Role of G2-S16 Polyanionic Carbosilane Dendrimer in the Prevention of Respiratory Syncytial Virus Infection In Vitro and In Vivo in Mice
Ignacio Rodriguez-Izquierdo,
Rafael Ceña-Diez,
Maria Jesús Serramia,
Rosa Rodriguez-Fernández,
Isidoro Martínez,
Mariángeles Muñoz-Fernández
Affiliations
Ignacio Rodriguez-Izquierdo
Immunology Section, Head Inmuno-Biology Molecular Laboratory, Gregorio Marañón University General Hospital (HGUGM), Gregorio Marañón Health Research Institute (IiSGM), 28007 Madrid, Spain
Rafael Ceña-Diez
Immunology Section, Head Inmuno-Biology Molecular Laboratory, Gregorio Marañón University General Hospital (HGUGM), Gregorio Marañón Health Research Institute (IiSGM), 28007 Madrid, Spain
Maria Jesús Serramia
Immunology Section, Head Inmuno-Biology Molecular Laboratory, Gregorio Marañón University General Hospital (HGUGM), Gregorio Marañón Health Research Institute (IiSGM), 28007 Madrid, Spain
Rosa Rodriguez-Fernández
Hospital de Pediatría, Gregorio Marañón University General Hospital (HGUGM), Gregorio Marañón Health Research Institute (IiSGM), C/Dr.
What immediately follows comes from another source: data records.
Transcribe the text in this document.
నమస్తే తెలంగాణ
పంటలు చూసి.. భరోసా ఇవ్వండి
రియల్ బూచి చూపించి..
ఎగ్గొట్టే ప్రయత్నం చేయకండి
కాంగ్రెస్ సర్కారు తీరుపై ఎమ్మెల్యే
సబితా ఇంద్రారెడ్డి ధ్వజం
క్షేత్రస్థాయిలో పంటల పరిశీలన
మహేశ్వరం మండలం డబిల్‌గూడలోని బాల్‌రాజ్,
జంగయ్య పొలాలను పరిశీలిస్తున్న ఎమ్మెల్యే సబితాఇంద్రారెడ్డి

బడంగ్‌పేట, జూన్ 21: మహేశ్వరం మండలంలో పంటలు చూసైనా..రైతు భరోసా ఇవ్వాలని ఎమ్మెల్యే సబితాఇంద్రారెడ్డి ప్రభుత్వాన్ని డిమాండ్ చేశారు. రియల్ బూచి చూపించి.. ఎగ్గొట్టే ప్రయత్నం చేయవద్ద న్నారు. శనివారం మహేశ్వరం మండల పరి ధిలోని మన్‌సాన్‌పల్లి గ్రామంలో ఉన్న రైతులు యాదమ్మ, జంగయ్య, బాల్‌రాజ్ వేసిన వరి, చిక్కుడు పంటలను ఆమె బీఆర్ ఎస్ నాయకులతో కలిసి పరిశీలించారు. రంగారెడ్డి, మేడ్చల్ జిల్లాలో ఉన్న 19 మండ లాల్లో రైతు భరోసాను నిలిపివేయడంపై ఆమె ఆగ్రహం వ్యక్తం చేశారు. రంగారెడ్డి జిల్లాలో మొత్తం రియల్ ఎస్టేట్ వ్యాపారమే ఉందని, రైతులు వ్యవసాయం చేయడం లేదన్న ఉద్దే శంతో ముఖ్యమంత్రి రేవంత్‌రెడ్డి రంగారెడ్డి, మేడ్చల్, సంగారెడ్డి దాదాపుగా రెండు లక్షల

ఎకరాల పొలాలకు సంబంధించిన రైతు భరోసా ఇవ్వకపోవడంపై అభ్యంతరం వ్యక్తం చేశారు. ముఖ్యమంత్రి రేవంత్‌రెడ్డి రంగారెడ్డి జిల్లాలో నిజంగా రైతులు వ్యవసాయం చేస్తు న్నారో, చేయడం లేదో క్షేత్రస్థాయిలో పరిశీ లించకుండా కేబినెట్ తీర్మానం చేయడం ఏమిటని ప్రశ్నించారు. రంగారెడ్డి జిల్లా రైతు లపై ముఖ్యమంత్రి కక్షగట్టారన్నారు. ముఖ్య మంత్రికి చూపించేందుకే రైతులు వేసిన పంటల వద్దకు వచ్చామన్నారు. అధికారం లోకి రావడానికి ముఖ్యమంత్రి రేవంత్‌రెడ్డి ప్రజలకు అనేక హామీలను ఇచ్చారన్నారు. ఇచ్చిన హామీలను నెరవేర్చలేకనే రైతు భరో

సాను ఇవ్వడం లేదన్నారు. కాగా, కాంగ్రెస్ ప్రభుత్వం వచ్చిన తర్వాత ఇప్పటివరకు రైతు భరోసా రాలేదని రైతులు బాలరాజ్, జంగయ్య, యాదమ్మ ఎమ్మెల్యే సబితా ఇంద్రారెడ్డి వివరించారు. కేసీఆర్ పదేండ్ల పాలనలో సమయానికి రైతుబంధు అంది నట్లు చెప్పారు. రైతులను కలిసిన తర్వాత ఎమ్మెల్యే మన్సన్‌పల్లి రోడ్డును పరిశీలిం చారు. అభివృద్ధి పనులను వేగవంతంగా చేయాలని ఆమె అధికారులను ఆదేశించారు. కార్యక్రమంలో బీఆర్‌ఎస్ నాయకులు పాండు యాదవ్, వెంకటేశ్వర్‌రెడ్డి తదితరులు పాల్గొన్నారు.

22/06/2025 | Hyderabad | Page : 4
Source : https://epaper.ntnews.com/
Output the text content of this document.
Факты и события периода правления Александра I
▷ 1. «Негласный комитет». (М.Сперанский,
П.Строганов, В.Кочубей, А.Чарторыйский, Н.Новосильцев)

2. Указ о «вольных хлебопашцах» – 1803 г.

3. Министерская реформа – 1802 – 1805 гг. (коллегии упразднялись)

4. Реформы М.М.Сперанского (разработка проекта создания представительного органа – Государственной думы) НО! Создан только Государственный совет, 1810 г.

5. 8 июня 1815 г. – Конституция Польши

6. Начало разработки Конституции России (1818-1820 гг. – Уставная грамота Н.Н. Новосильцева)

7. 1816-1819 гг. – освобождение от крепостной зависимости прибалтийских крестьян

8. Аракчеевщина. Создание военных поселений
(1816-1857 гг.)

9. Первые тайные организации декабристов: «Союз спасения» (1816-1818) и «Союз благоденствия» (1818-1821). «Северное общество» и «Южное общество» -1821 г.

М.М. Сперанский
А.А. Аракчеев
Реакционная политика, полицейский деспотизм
Esquerdo 46, 28007 Madrid, Spain
Isidoro Martínez
Unidad de Infección Viral e Inmunidad, Centro Nacional de Microbiología, Instituto de Salud Carlos III, Majadahonda, 28007 Madrid, Spain
Mariángeles Muñoz-Fernández
Immunology Section, Head Inmuno-Biology Molecular Laboratory, Gregorio Marañón University General Hospital (HGUGM), Gregorio Marañón Health Research Institute (IiSGM), 28007 Madrid, Spain
The respiratory syncytial virus (RSV) causes respiratory infection and bronchiolitis, requiring hospitalization mainly in infants. The interaction between RSV, envelope glycoproteins G and F, and cell surface heparan sulfate proteoglycans (HSPG) is required for binding and entry into the host cells. A G2-S16 polyanionic carbosilane dendrimer was identified as a possible RSV inhibitor. We speculated that the G2-S16 dendrimer adheres to the host cell-surface HSPG, acts through binding to HS receptors, and prevents further RSV infection. The G2-S16 dendrimer was non-toxic when applied intranasally to Balb/c mice, and interestingly enough, this G2-S16 dendrimer inhibits 85% RSV. Therefore, our G2-S16 dendrimer could be a candidate for developing a new possible therapy against RSV infection.